4.2 Interrogative sentences
The intonation contour of questions in Spanish, in general, moves in a wider pitch range than that of declarative sentences. Two main types of questions are distinguished: (i) yes-or-no questions and (ii) question-word questions.
Neutral question-word questions in Spanish have a falling contour similar to that of declarative sentences, with the highest point on the question word. If the question is not completely neutral e.g. there is an added pragmatic meaning such as politeness or insistence, the intonation contour might be different. In English, typically, there is a rising intonation on the question word and a falling intonation at the end of the question.
As for yes-or-no questions in Spanish, unlike in English, intonation may be the only linguistic feature that differentiates them from statements. These questions in most Spanish varieties have a final rise from a low point on the last stressed syllable.

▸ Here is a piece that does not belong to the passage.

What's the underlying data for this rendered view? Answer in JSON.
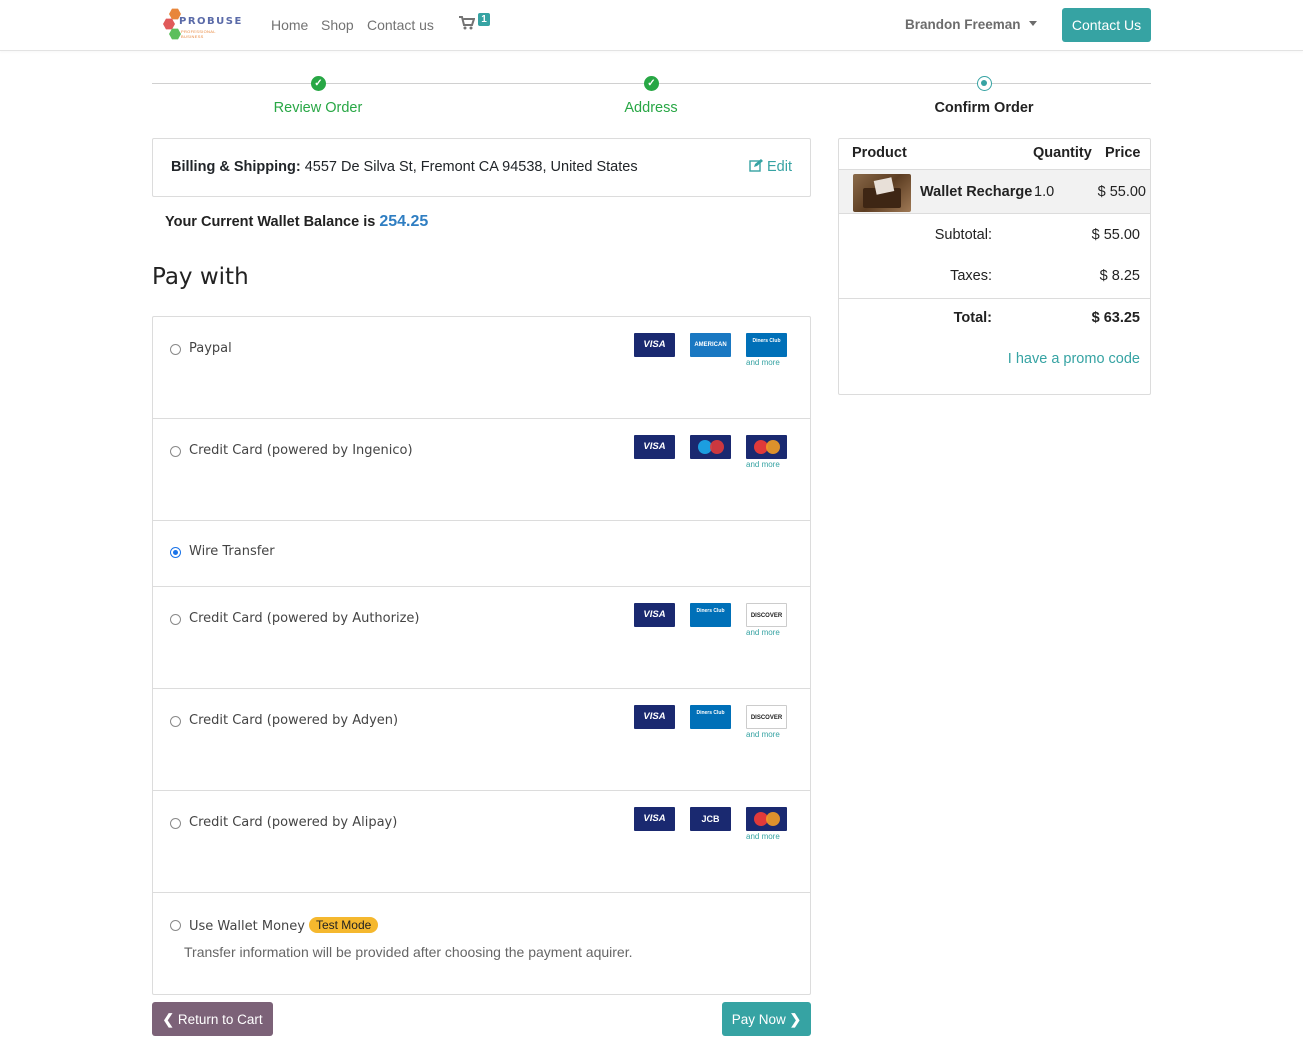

Not only is there considerable variation in intonation across different contexts, but also across different regions of the Spanish-speaking world.

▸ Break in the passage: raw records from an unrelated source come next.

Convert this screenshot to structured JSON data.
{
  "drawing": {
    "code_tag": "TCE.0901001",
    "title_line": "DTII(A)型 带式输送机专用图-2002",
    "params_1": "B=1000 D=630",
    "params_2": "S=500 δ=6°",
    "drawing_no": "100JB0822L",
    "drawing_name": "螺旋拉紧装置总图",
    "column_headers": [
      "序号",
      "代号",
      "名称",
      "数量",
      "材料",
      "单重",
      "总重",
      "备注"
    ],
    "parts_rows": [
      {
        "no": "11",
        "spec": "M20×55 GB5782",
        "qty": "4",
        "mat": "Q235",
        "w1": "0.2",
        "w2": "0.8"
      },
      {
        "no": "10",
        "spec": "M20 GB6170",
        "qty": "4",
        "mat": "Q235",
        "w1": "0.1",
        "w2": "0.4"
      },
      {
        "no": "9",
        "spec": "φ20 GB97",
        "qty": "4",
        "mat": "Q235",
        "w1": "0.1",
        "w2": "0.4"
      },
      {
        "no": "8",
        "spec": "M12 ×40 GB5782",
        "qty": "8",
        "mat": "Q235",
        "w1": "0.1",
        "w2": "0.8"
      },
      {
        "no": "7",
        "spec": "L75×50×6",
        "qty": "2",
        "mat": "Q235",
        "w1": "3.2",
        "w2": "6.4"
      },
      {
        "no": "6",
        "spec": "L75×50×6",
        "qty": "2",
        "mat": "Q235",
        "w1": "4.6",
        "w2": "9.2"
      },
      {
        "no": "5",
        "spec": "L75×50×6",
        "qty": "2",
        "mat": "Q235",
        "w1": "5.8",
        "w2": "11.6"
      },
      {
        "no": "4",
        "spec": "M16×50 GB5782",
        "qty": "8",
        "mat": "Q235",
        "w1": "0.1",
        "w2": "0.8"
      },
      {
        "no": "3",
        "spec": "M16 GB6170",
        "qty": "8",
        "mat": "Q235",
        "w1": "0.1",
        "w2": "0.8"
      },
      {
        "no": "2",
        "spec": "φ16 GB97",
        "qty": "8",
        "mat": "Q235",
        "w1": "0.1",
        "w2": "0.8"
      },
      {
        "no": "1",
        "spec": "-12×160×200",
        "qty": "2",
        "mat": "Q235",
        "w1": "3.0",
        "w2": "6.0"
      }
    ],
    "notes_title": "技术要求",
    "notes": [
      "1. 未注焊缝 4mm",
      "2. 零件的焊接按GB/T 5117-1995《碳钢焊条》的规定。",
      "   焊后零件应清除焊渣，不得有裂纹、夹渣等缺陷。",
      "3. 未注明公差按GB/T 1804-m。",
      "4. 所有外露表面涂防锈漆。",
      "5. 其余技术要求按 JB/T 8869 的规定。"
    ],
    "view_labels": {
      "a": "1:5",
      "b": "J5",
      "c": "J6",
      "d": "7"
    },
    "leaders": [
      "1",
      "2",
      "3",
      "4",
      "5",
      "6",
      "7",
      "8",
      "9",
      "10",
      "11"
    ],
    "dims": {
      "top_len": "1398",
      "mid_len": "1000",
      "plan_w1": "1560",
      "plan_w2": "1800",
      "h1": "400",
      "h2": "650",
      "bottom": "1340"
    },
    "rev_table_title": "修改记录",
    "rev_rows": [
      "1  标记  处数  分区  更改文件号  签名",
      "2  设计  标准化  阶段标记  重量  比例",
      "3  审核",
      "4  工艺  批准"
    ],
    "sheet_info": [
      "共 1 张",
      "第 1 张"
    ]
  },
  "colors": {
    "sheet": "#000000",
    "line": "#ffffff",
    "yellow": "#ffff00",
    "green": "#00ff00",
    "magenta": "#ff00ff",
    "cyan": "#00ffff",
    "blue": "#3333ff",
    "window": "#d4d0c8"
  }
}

Visit the webpage Atlas interactivo de la entonación del español (link below). What is the example sentence for the exclamative sentence produced by a speaker from Bogotá?
This tool is very useful if you want to illustrate a teaching point or just check the intonation of different sentence types in different places. You can search by region, sentence type (e.g. declarative sentence, wh-question, etc.) and choose a neutral or marked sentence.
Entonación declarativa > De tipo no neutro > Exclamativa
¡Ay! ¡Qué delicioso olor a pan, don José!